Michael gets recognized wherever we go.

“If he gets Emmy-nominated, he’d better invite me to the party,” jokes Rigg in the cordoned-off VIP area at a swank bar. Drinks are free. The lighting is great. I’m impressed, yet mildly bored.

A pretty woman who works for Ralph Lauren recognizes Michael and says she wants to give him free clothes. Carrie pulls his suspenders playfully, signalling for him to come back. He ignores her.

“That’s great,” says Kate.”It’s why we do TV. So we can get the recognition and money to do the stuff we want to do.”

Kate herself has just signed to an improv show on Nickelodeon called Life Game. She stirs her non-alcoholic beverage as if some secret rests at the bottom of the glass. The club’s manager, another close friend, tells Kate she was stood up by someone tonight. Kate whispers something into her ear.

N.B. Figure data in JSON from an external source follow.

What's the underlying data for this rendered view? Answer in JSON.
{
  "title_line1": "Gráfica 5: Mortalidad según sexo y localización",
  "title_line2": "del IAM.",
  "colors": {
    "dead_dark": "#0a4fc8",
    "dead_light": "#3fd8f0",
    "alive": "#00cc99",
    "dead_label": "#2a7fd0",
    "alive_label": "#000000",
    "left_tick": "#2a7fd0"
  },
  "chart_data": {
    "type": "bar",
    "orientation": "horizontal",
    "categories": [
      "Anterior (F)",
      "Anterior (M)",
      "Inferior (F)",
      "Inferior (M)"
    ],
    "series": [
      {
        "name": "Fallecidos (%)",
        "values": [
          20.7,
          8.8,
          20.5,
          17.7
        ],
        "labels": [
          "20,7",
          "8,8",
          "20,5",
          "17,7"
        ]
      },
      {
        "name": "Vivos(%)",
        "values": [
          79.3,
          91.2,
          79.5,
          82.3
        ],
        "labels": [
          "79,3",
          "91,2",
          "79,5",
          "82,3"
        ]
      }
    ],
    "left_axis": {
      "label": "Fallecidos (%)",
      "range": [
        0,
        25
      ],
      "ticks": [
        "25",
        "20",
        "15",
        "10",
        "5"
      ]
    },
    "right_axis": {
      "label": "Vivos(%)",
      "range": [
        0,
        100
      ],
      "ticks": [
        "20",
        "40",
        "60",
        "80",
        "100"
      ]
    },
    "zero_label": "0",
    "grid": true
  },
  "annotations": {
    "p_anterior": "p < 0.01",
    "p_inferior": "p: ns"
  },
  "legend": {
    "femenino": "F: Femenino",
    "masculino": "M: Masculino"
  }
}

Slightly woozy, I get up to go. It’s late, but not too late. We leave the club, hail a cab and Kate sprawls out in the back seat. Exhausted.

“Oh, Glenn, did you have a good time?” she asks. “We didn’t go cruising for you. Sorry.”

“That’s OK,” I say. “I kinda just started a relationship anyway.”

“Yeah? What does he do?” she asks.

Her cellphone, which might as well be surgically sewn onto her ear, rings. It’s her friend from the bar calling to tell her she didn’t get stood up after all. It was a misunderstanding.

“That’s fierce,” says Kate. “Bye.” She pushes a button on her phone, closes her eyes and enjoys the ride home.